Byju’s failed to adapt to these changes, as it continued to rely on its expensive and standardized products, which did not cater to the diverse needs and expectations of the customers. The company also faced criticism for its aggressive sales tactics, poor customer service and low-quality content.

The operational challenges resulted in lower revenue and higher costs for Byju’s, which affected its profitability and sustainability. The company had to resort to cost-cutting measures, such as laying off thousands of employees across various departments, and delaying salaries for January 2024. The company also faced difficulties in raising funds, as its valuation had dropped significantly and its credibility had been tarnished.

Impact on the edtech sector

The crisis in Byju’s has had a negative impact on the edtech sector in India, as it has shaken the confidence and optimism of the investors, customers and entrepreneurs. The crisis has exposed the vulnerabilities and risks of the edtech business model, which relies heavily on external funding, high customer acquisition costs and uncertain regulatory environment. The crisis has also highlighted the need for better governance, transparency and accountability in the edtech sector, which has been largely unregulated and unscrutinized.

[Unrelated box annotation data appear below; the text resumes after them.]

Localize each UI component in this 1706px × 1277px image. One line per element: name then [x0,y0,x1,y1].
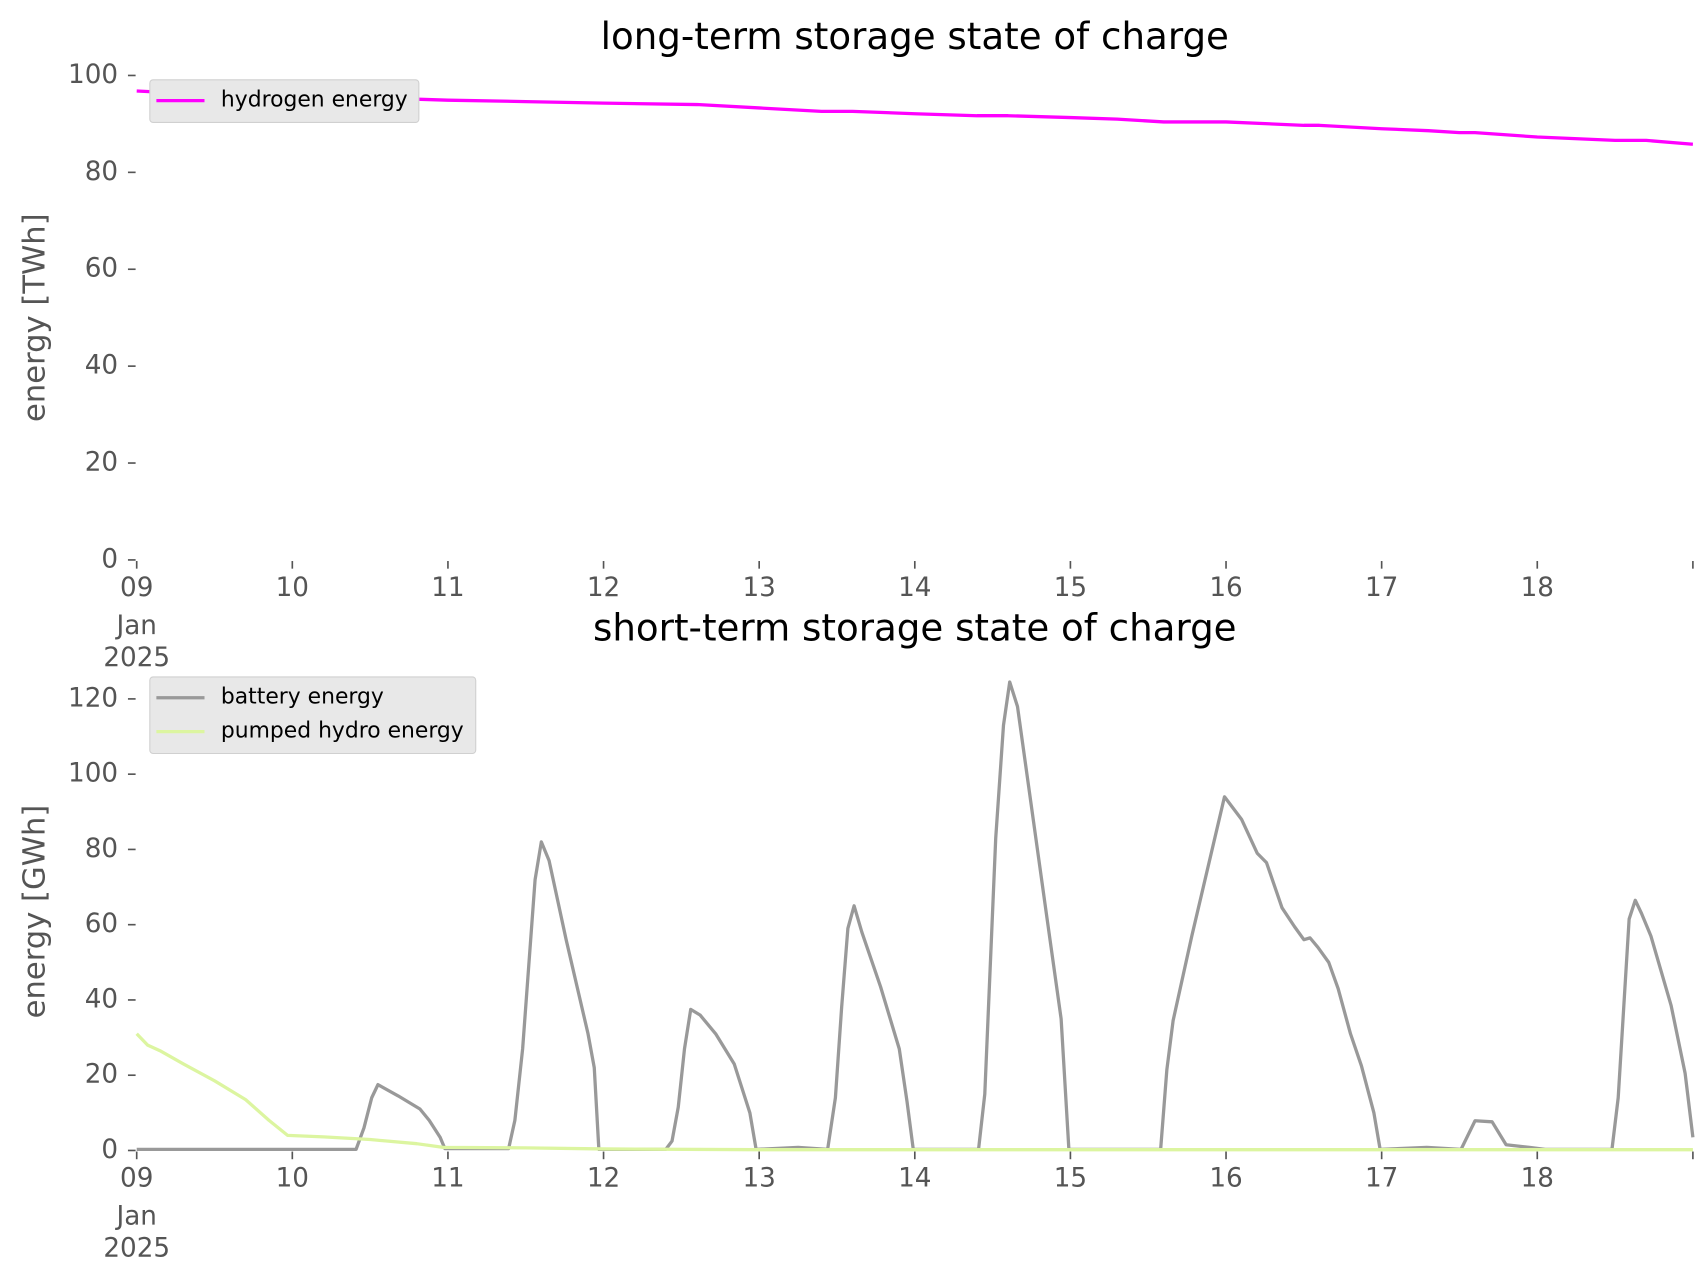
x-sublabel: Jan [114,611,156,641]
y-tick-label: 100 [68,60,118,90]
x-tick-label: 11 [431,573,464,603]
x-tick-label: 16 [1209,1163,1242,1193]
x-tick-label: 17 [1365,573,1398,603]
x-tick-label: 13 [742,573,775,603]
y-tick-label: 60 [85,254,118,284]
x-tick-label: 18 [1521,1163,1554,1193]
y-tick-label: 40 [85,351,118,381]
series-line [135,1032,1693,1152]
x-tick-label: 15 [1054,573,1087,603]
y-tick-label: 0 [101,1135,118,1165]
y-tick-label: 0 [101,544,118,574]
y-tick-label: 80 [85,157,118,187]
series-line [136,89,1694,146]
x-tick-label: 13 [742,1163,775,1193]
x-tick-label: 09 [120,1163,153,1193]
x-tick-label: 09 [120,573,153,603]
chart-title: short-term storage state of charge [593,605,1237,649]
legend-label: hydrogen energy [221,88,408,113]
x-tick-label: 12 [587,1163,620,1193]
y-tick-label: 40 [85,984,118,1014]
x-tick-label: 12 [587,573,620,603]
legend-label: battery energy [221,685,384,710]
x-sublabel: Jan [114,1202,156,1232]
legend: battery energy pumped hydro energy [149,676,477,755]
legend-label: pumped hydro energy [221,719,464,744]
y-tick-label: 20 [85,1060,118,1090]
x-tick-label: 18 [1521,573,1554,603]
x-tick-label: 15 [1054,1163,1087,1193]
x-tick-label: 10 [276,1163,309,1193]
x-tick-label: 10 [276,573,309,603]
legend: hydrogen energy [149,79,420,124]
x-tick-label: 16 [1209,573,1242,603]
legend-box [149,676,477,755]
chart-title: long-term storage state of charge [601,14,1229,58]
y-tick-label: 100 [68,759,118,789]
x-sublabel: 2025 [103,1233,170,1263]
y-tick-label: 120 [68,683,118,713]
legend-box [149,79,420,124]
x-tick-label: 14 [898,573,931,603]
y-axis-label: energy [GWh] [18,805,53,1019]
x-tick-label: 14 [898,1163,931,1193]
x-sublabel: 2025 [103,643,170,673]
y-tick-label: 20 [85,448,118,478]
y-axis-label: energy [TWh] [18,213,53,422]
y-tick-label: 80 [85,834,118,864]
x-tick-label: 11 [431,1163,464,1193]
canvas: long-term storage state of charge energy … [18,14,1695,1263]
y-tick-label: 60 [85,909,118,939]
x-tick-label: 17 [1365,1163,1398,1193]
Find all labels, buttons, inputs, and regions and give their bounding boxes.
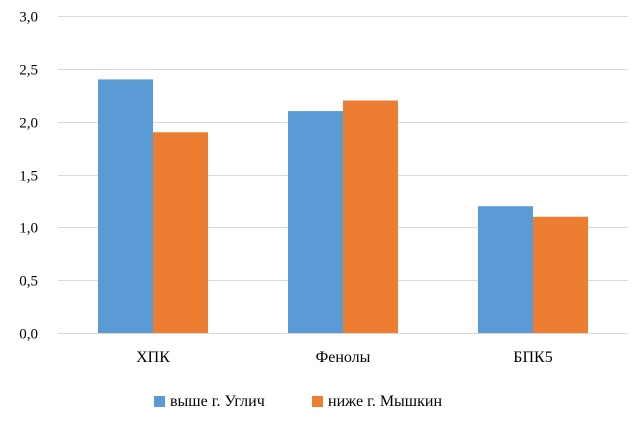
bar bbox=[343, 100, 398, 334]
category-label: Фенолы bbox=[316, 349, 371, 366]
y-axis-tick-labels: 0,0 0,5 1,0 1,5 2,0 2,5 3,0 bbox=[19, 10, 38, 343]
bars bbox=[98, 79, 588, 334]
legend-label: выше г. Углич bbox=[170, 393, 265, 410]
category-label: ХПК bbox=[136, 349, 170, 366]
y-tick-label: 1,5 bbox=[19, 169, 38, 185]
legend-label: ниже г. Мышкин bbox=[328, 393, 442, 410]
y-tick-label: 2,5 bbox=[19, 63, 38, 79]
y-tick-label: 2,0 bbox=[19, 116, 38, 132]
y-tick-label: 3,0 bbox=[19, 10, 38, 26]
legend: выше г. Углич ниже г. Мышкин bbox=[154, 393, 442, 410]
y-tick-label: 1,0 bbox=[19, 221, 38, 237]
y-tick-label: 0,0 bbox=[19, 327, 38, 343]
y-tick-label: 0,5 bbox=[19, 274, 38, 290]
bar bbox=[153, 132, 208, 333]
bar bbox=[533, 216, 588, 333]
bar bbox=[478, 206, 533, 333]
legend-swatch bbox=[312, 396, 323, 407]
category-label: БПК5 bbox=[513, 349, 552, 366]
x-axis-category-labels: ХПК Фенолы БПК5 bbox=[136, 349, 553, 366]
legend-swatch bbox=[154, 396, 165, 407]
bar bbox=[98, 79, 153, 334]
bar bbox=[288, 111, 343, 333]
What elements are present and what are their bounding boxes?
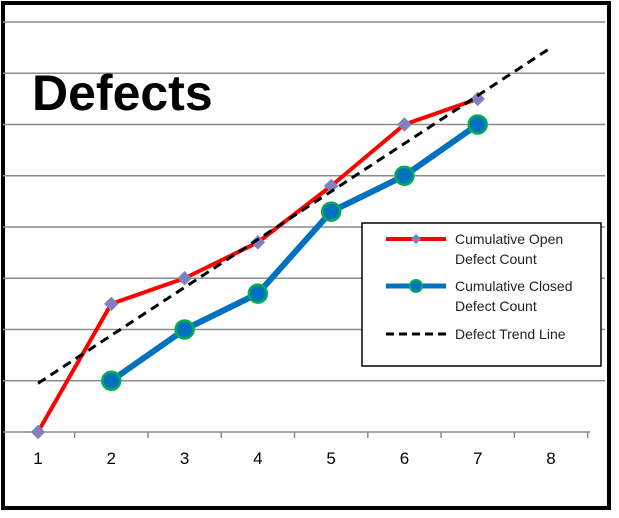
data-point: [467, 114, 488, 135]
data-point: [30, 424, 46, 440]
data-point: [247, 283, 269, 304]
trend-line: [37, 46, 552, 385]
data-point: [320, 201, 342, 222]
data-point: [470, 91, 485, 107]
series-layer: [30, 46, 552, 440]
x-tick-label: 6: [400, 449, 409, 468]
x-tick-label: 2: [107, 449, 116, 468]
x-tick-label: 4: [253, 449, 262, 468]
legend-marker: [409, 279, 423, 293]
x-tick-label: 1: [33, 449, 42, 468]
legend-entry: Cumulative Open Defect Count: [386, 231, 563, 267]
data-point: [397, 117, 412, 132]
legend-marker: [411, 234, 421, 244]
legend: Cumulative Open Defect Count Cumulative Cl…: [361, 222, 602, 367]
x-tick-label: 5: [326, 449, 335, 468]
series-2: [37, 46, 552, 385]
chart-title: Defects: [32, 65, 213, 121]
data-point: [394, 165, 415, 186]
x-axis: 1 2 3 4 5 6 7 8: [3, 431, 590, 468]
legend-box: [361, 222, 602, 367]
series-1: [101, 114, 488, 391]
data-point: [250, 235, 266, 250]
x-tick-label: 8: [546, 449, 555, 468]
legend-entry: Cumulative Closed Defect Count: [386, 278, 573, 314]
x-tick-label: 7: [473, 449, 482, 468]
data-point: [177, 271, 192, 286]
legend-entry: Defect Trend Line: [386, 326, 566, 342]
series-line: [109, 122, 480, 384]
x-tick-label: 3: [180, 449, 189, 468]
data-point: [104, 296, 119, 312]
legend-label: Defect Trend Line: [455, 326, 566, 342]
data-point: [174, 319, 195, 340]
data-point: [101, 370, 122, 391]
legend-label: Cumulative Closed Defect Count: [455, 278, 573, 314]
legend-label: Cumulative Open Defect Count: [455, 231, 563, 267]
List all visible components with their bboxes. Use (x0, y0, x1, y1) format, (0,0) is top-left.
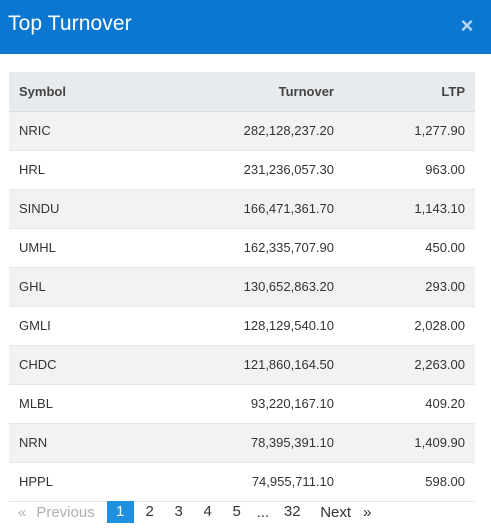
turnover-table-container: Symbol Turnover LTP NRIC 282,128,237.20 … (9, 72, 475, 502)
next-label: Next (320, 503, 352, 521)
cell-turnover: 282,128,237.20 (149, 111, 344, 151)
cell-symbol: GHL (9, 267, 149, 307)
cell-ltp: 2,028.00 (344, 306, 475, 346)
cell-turnover: 166,471,361.70 (149, 189, 344, 229)
cell-turnover: 121,860,164.50 (149, 345, 344, 385)
table-body: NRIC 282,128,237.20 1,277.90 HRL 231,236… (9, 111, 475, 502)
turnover-table: Symbol Turnover LTP NRIC 282,128,237.20 … (9, 72, 475, 502)
table-row: CHDC 121,860,164.50 2,263.00 (9, 345, 475, 385)
modal-title: Top Turnover (8, 12, 132, 35)
table-row: HPPL 74,955,711.10 598.00 (9, 462, 475, 502)
cell-ltp: 1,143.10 (344, 189, 475, 229)
table-row: HRL 231,236,057.30 963.00 (9, 150, 475, 190)
table-row: NRN 78,395,391.10 1,409.90 (9, 423, 475, 463)
modal-header: Top Turnover × (0, 0, 491, 54)
cell-symbol: CHDC (9, 345, 149, 385)
previous-label: Previous (36, 503, 95, 521)
page-button-3[interactable]: 3 (174, 503, 183, 520)
cell-turnover: 128,129,540.10 (149, 306, 344, 346)
cell-turnover: 231,236,057.30 (149, 150, 344, 190)
cell-turnover: 130,652,863.20 (149, 267, 344, 307)
cell-ltp: 409.20 (344, 384, 475, 424)
column-header-turnover[interactable]: Turnover (149, 72, 344, 112)
table-row: GMLI 128,129,540.10 2,028.00 (9, 306, 475, 346)
cell-ltp: 1,277.90 (344, 111, 475, 151)
cell-ltp: 450.00 (344, 228, 475, 268)
cell-ltp: 293.00 (344, 267, 475, 307)
previous-button: « Previous (18, 504, 95, 521)
table-row: MLBL 93,220,167.10 409.20 (9, 384, 475, 424)
cell-ltp: 2,263.00 (344, 345, 475, 385)
pagination-ellipsis: ... (256, 503, 270, 521)
table-row: SINDU 166,471,361.70 1,143.10 (9, 189, 475, 229)
cell-symbol: GMLI (9, 306, 149, 346)
column-header-symbol[interactable]: Symbol (9, 72, 149, 112)
cell-symbol: HRL (9, 150, 149, 190)
page-button-1[interactable]: 1 (106, 501, 134, 523)
cell-symbol: NRIC (9, 111, 149, 151)
cell-ltp: 963.00 (344, 150, 475, 190)
page-button-last[interactable]: 32 (283, 503, 301, 520)
cell-symbol: NRN (9, 423, 149, 463)
page-button-4[interactable]: 4 (203, 503, 212, 520)
column-header-ltp[interactable]: LTP (344, 72, 475, 112)
cell-turnover: 93,220,167.10 (149, 384, 344, 424)
page-button-2[interactable]: 2 (145, 503, 154, 520)
next-button[interactable]: Next » (320, 504, 371, 521)
cell-symbol: MLBL (9, 384, 149, 424)
cell-symbol: HPPL (9, 462, 149, 502)
table-row: UMHL 162,335,707.90 450.00 (9, 228, 475, 268)
cell-turnover: 78,395,391.10 (149, 423, 344, 463)
cell-symbol: SINDU (9, 189, 149, 229)
table-header: Symbol Turnover LTP (9, 72, 475, 112)
page-button-5[interactable]: 5 (232, 503, 241, 520)
cell-turnover: 162,335,707.90 (149, 228, 344, 268)
chevron-double-left-icon: « (18, 503, 27, 521)
chevron-double-right-icon: » (363, 503, 372, 521)
table-row: GHL 130,652,863.20 293.00 (9, 267, 475, 307)
close-icon[interactable]: × (460, 13, 474, 38)
cell-symbol: UMHL (9, 228, 149, 268)
pagination: « Previous 1 2 3 4 5 ... 32 Next » (18, 501, 371, 523)
table-row: NRIC 282,128,237.20 1,277.90 (9, 111, 475, 151)
cell-ltp: 1,409.90 (344, 423, 475, 463)
cell-ltp: 598.00 (344, 462, 475, 502)
cell-turnover: 74,955,711.10 (149, 462, 344, 502)
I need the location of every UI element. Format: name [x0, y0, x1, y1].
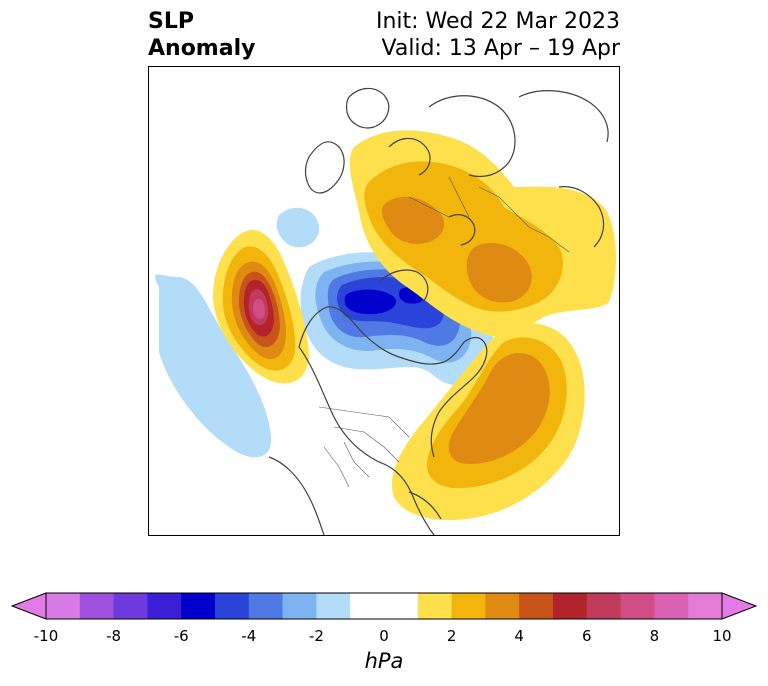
- borders: [318, 176, 570, 488]
- colorbar-outline: [45, 592, 723, 620]
- colorbar-tick-label: 8: [649, 627, 660, 645]
- anomaly-contour-alaska-high-7: [253, 299, 265, 320]
- anomaly-contour-europe-high-3: [381, 196, 445, 244]
- colorbar-unit-label: hPa: [364, 649, 404, 673]
- map-subtitle: Init: Wed 22 Mar 2023 Valid: 13 Apr – 19…: [376, 8, 620, 62]
- title-line-2: Anomaly: [148, 36, 256, 61]
- map-title: SLP Anomaly: [148, 8, 255, 62]
- colorbar-cell: [350, 593, 385, 619]
- valid-range: Valid: 13 Apr – 19 Apr: [381, 36, 621, 61]
- colorbar-cell: [46, 593, 81, 619]
- colorbar-cell: [417, 593, 453, 619]
- anomaly-contour-arctic-low-5: [344, 289, 397, 315]
- colorbar-tick-label: 6: [582, 627, 592, 645]
- colorbar-tick-label: 0: [379, 627, 389, 645]
- colorbar-cell: [215, 593, 250, 619]
- colorbar-cell: [688, 593, 723, 619]
- colorbar-extend-left: [10, 592, 47, 620]
- colorbar: [10, 592, 758, 620]
- colorbar-cell: [654, 593, 689, 619]
- anomaly-contour-atlantic-high-3: [448, 353, 550, 464]
- colorbar-cell: [384, 593, 419, 619]
- colorbar-tick-label: 4: [514, 627, 524, 645]
- colorbar-tick-label: -6: [173, 627, 189, 645]
- colorbar-cell: [316, 593, 351, 619]
- anomaly-map: [155, 87, 616, 535]
- colorbar-cell: [451, 593, 486, 619]
- title-line-1: SLP: [148, 9, 194, 34]
- anomaly-contour-north-pacific-low: [155, 274, 272, 458]
- colorbar-tick-label: -8: [106, 627, 122, 645]
- colorbar-extend-right: [721, 592, 758, 620]
- colorbar-cell: [485, 593, 520, 619]
- coastlines: [268, 87, 609, 535]
- colorbar-cell: [147, 593, 182, 619]
- colorbar-cell: [620, 593, 655, 619]
- anomaly-contour-canada-weak-low: [276, 207, 320, 248]
- colorbar-cell: [282, 593, 317, 619]
- colorbar-cell: [586, 593, 622, 619]
- colorbar-cell: [79, 593, 115, 619]
- colorbar-cell: [113, 593, 148, 619]
- colorbar-cell: [553, 593, 588, 619]
- init-date: Init: Wed 22 Mar 2023: [375, 9, 620, 34]
- colorbar-tick-label: -4: [241, 627, 257, 645]
- colorbar-tick-label: 2: [446, 627, 457, 645]
- colorbar-cell: [248, 593, 284, 619]
- colorbar-tick-label: -10: [33, 627, 59, 645]
- anomaly-contour-europe-high-4: [466, 243, 532, 303]
- colorbar-cell: [519, 593, 554, 619]
- map-panel: [148, 66, 620, 536]
- colorbar-tick-label: -2: [308, 627, 324, 645]
- colorbar-cell: [181, 593, 216, 619]
- colorbar-tick-label: 10: [712, 627, 732, 645]
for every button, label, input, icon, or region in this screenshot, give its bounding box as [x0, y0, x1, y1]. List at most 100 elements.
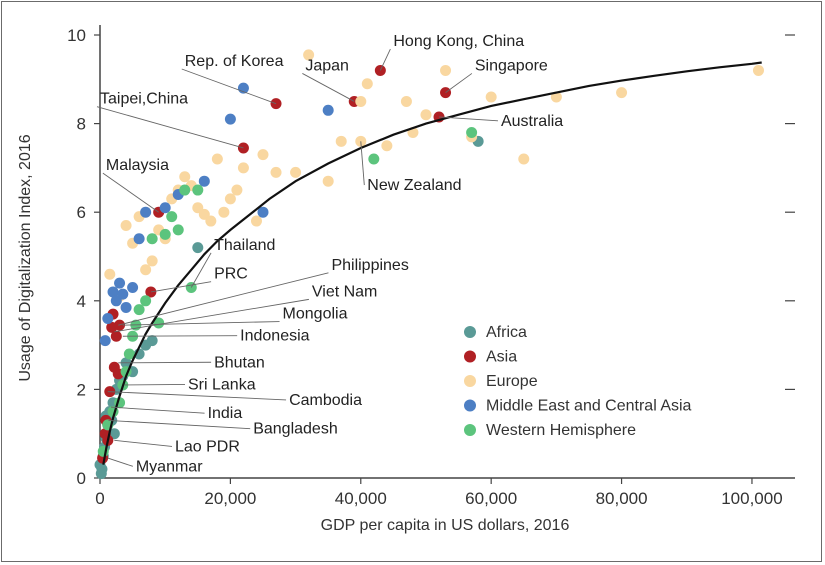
annotation-leader: [122, 321, 280, 326]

The crisis in Byju’s has also created opportunities for other players in the edtech sector, who can leverage their strengths and differentiate themselves from Byju’s. Some of the players who have emerged as potential challengers to Byju’s are Unacademy, Vedantu, upGrad, Eruditus and Simplilearn. These players have focused on offering more personalized, affordable and quality products and services, catering to various segments and domains of online education.


Byju’s, which was once the poster child of the edtech sector in India, is now facing a severe financial crisis, which has threatened its survival and growth. The company is facing multiple challenges, such as legal disputes, investor revolt and operational issues, which have eroded its valuation and reputation. The company is trying to overcome these challenges by raising funds from existing investors through a rights issue, and by resolving the issues with its lenders and shareholders. However, the company will have to make significant changes in its strategy, leadership and culture, if it wants to regain its position and potential in the edtech sector.